Глафира не возражала ни слова и, глядя молча на перекрашенного Висленева, размышляла: как ей с ним быть? Удобно ли ей везти его с собою далее, после его предусмотрительной, но неожиданной выходки? Ее вдруг посетила мысль: не сделал ли он это еще в каких-нибудь иных целях?.. Кто его знает; он что-то долго ходил, мог зайти куда-нибудь в богатый магазин и… пожалуй, чего доброго, что-нибудь стянул?

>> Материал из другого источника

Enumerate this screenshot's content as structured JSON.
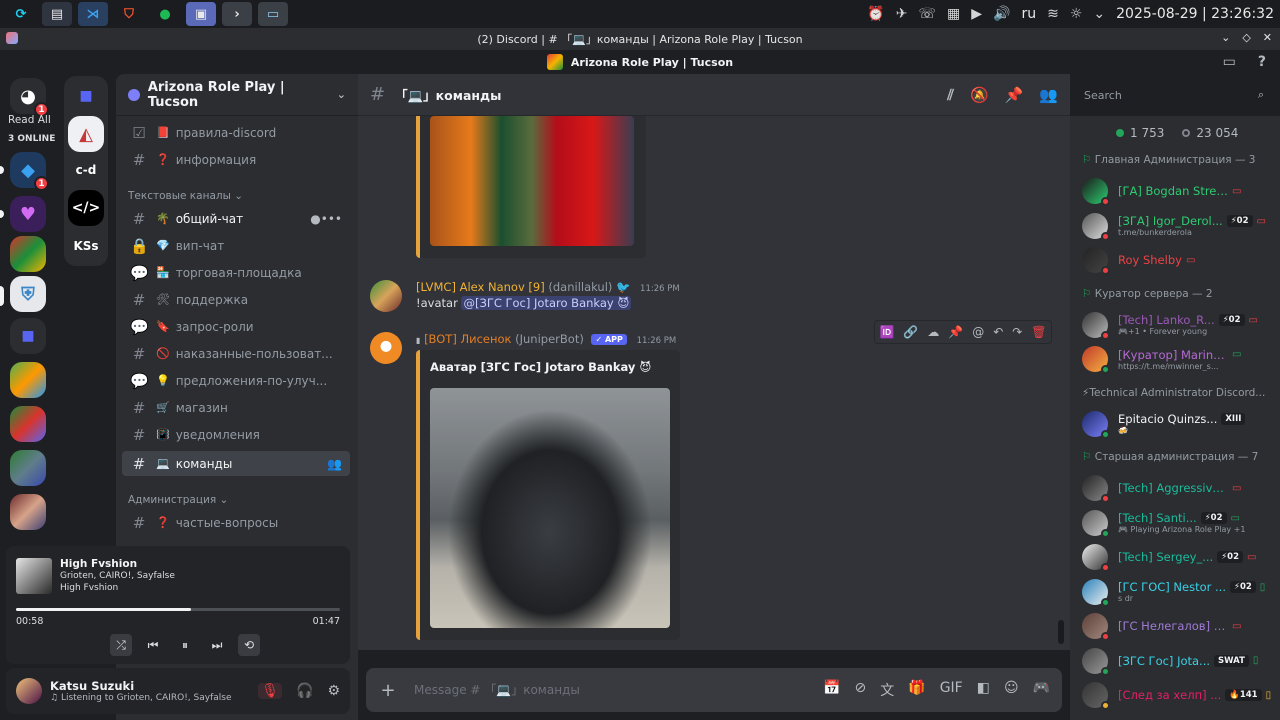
{
  "os_bar": {
    "apps": [
      "C",
      "≡",
      "VS",
      "B",
      "S",
      "◆",
      ">",
      "□"
    ],
    "locale": "ru",
    "datetime": "2025-08-29 | 23:26:32"
  },
  "window": {
    "title": "(2) Discord | # 「💻」команды | Arizona Role Play | Tucson"
  },
  "discord_title": "Arizona Role Play | Tucson",
  "servers": {
    "read_all_label": "Read All",
    "online_label": "3 ONLINE",
    "home_badge": "1",
    "items": [
      {
        "label": "c-d"
      },
      {
        "label": "KSs"
      }
    ],
    "badge2": "1"
  },
  "guild": {
    "name": "Arizona Role Play | Tucson"
  },
  "channels": {
    "top": [
      {
        "icon": "📕",
        "name": "правила-discord",
        "kind": "rules"
      },
      {
        "icon": "❓",
        "name": "информация",
        "kind": "text"
      }
    ],
    "category_text": "Текстовые каналы",
    "text": [
      {
        "icon": "🌴",
        "name": "общий-чат",
        "kind": "text",
        "bright": true
      },
      {
        "icon": "💎",
        "name": "вип-чат",
        "kind": "locked"
      },
      {
        "icon": "🏪",
        "name": "торговая-площадка",
        "kind": "forum"
      },
      {
        "icon": "🛠",
        "name": "поддержка",
        "kind": "text"
      },
      {
        "icon": "🔖",
        "name": "запрос-роли",
        "kind": "forum"
      },
      {
        "icon": "🚫",
        "name": "наказанные-пользоват...",
        "kind": "text"
      },
      {
        "icon": "💡",
        "name": "предложения-по-улуч...",
        "kind": "forum"
      },
      {
        "icon": "🛒",
        "name": "магазин",
        "kind": "text"
      },
      {
        "icon": "📳",
        "name": "уведомления",
        "kind": "text"
      },
      {
        "icon": "💻",
        "name": "команды",
        "kind": "text",
        "active": true
      }
    ],
    "category_admin": "Администрация",
    "admin": [
      {
        "icon": "❓",
        "name": "частые-вопросы",
        "kind": "text"
      }
    ]
  },
  "player": {
    "track": "High Fvshion",
    "artists": "Grioten, CAIRO!, Sayfalse",
    "album": "High Fvshion",
    "elapsed": "00:58",
    "duration": "01:47",
    "progress": 0.54
  },
  "user": {
    "name": "Katsu Suzuki",
    "status": "Listening to Grioten, CAIRO!, Sayfalse"
  },
  "chat": {
    "channel_name": "「💻」команды",
    "search_placeholder": "Search",
    "messages": [
      {
        "author": "[LVMC] Alex Nanov [9]",
        "username": "(danillakul)",
        "time": "11:26 PM",
        "text": "!avatar",
        "mention": "@[ЗГС Гос] Jotaro Bankay 😈"
      },
      {
        "author": "[BOT] Лисенок",
        "username": "(JuniperBot)",
        "app_tag": "APP",
        "time": "11:26 PM",
        "embed_title": "Аватар [ЗГС Гос] Jotaro Bankay 😈"
      }
    ],
    "input_placeholder": "Message # 「💻」команды"
  },
  "members": {
    "online_count": "1 753",
    "total_count": "23 054",
    "groups": [
      {
        "title": "Главная Администрация — 3",
        "members": [
          {
            "name": "[ГА] Bogdan Strelkov",
            "color": "#2ecc71",
            "status": "dnd",
            "device": "desktop"
          },
          {
            "name": "[ЗГА] Igor_Derol...",
            "sub": "t.me/bunkerderola",
            "tag": "⚡02",
            "color": "#2ecc71",
            "status": "dnd",
            "device": "desktop"
          },
          {
            "name": "Roy Shelby",
            "color": "#ed4245",
            "status": "dnd",
            "device": "desktop"
          }
        ]
      },
      {
        "title": "Куратор сервера — 2",
        "members": [
          {
            "name": "[Tech] Lanko_R...",
            "sub": "🎮+1 • Forever young",
            "tag": "⚡02",
            "color": "#9b59b6",
            "status": "dnd",
            "device": "desktop"
          },
          {
            "name": "[Куратор] Marina_...",
            "sub": "https://t.me/mwinner_s...",
            "color": "#b86ad6",
            "status": "online",
            "device": "desktop"
          }
        ]
      },
      {
        "title": "⚡Technical Administrator Discord...",
        "members": [
          {
            "name": "Epitacio Quinzs...",
            "sub": "🍻",
            "tag": "XIII",
            "color": "#f2f3f5",
            "status": "online",
            "device": ""
          }
        ]
      },
      {
        "title": "Старшая администрация — 7",
        "members": [
          {
            "name": "[Tech] Aggressive ...",
            "color": "#1abc9c",
            "status": "dnd",
            "device": "desktop"
          },
          {
            "name": "[Tech] Santi...",
            "sub": "🎮 Playing Arizona Role Play +1",
            "tag": "⚡02",
            "color": "#1abc9c",
            "status": "online",
            "device": "desktop"
          },
          {
            "name": "[Tech] Sergey_...",
            "tag": "⚡02",
            "color": "#1abc9c",
            "status": "dnd",
            "device": "desktop"
          },
          {
            "name": "[ГС ГОС] Nestor ...",
            "sub": "s dr",
            "tag": "⚡02",
            "color": "#3ad1e6",
            "status": "online",
            "device": "mobile"
          },
          {
            "name": "[ГС Нелегалов] Jake_...",
            "color": "#a07ad6",
            "status": "dnd",
            "device": "desktop"
          },
          {
            "name": "[ЗГС Гос] Jota...",
            "tag": "SWAT",
            "color": "#3ad1e6",
            "status": "online",
            "device": "mobile"
          },
          {
            "name": "[След за хелп] ...",
            "tag": "🔥141",
            "color": "#e91e63",
            "status": "idle",
            "device": "mobile"
          }
        ]
      }
    ]
  },
  "colors": {
    "accent": "#5865f2",
    "online": "#23a55a",
    "dnd": "#f23f43",
    "idle": "#f0b232"
  }
}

Что же удивительного для человека, который решился уже однажды подрезать приятельский портфель, доверенный ему на сохранение? Но она еще посмотрела и решила, что это подозрение не может иметь места, потому что где ему решиться и что-нибудь сделать самому! Но про всякий случай… про всякий случай она сказала, что она с ним рядом в одном вагоне не поедет.
– Это почему? – полюбопытствовал Жозеф.
– А потому, что тот же цирюльник, который вас раскрашивал, конечно, мог заподозрить ваше поведение и, вероятно, уже до сих пор указал на вас полиции.
Иосаф Платонович затрясся и лепетал, что он красился у самого простого мастера, в глухой улице, и что нынче красятся многие очень порядочные люди, а что родинки он сам сделал себе ляписом. Впрочем, он не сопротивлялся Глафириному решению и, схватив свой саквояж, побежал на железную дорогу, чтобы взять себе место во второклассном вагоне. Тут он забился ранее всех в темный угол и, замирая со страха, дожидал отхода поезда, меж тем как выехавшая позже его из нумера Бодростина спокойно поместилась в купе первого класса.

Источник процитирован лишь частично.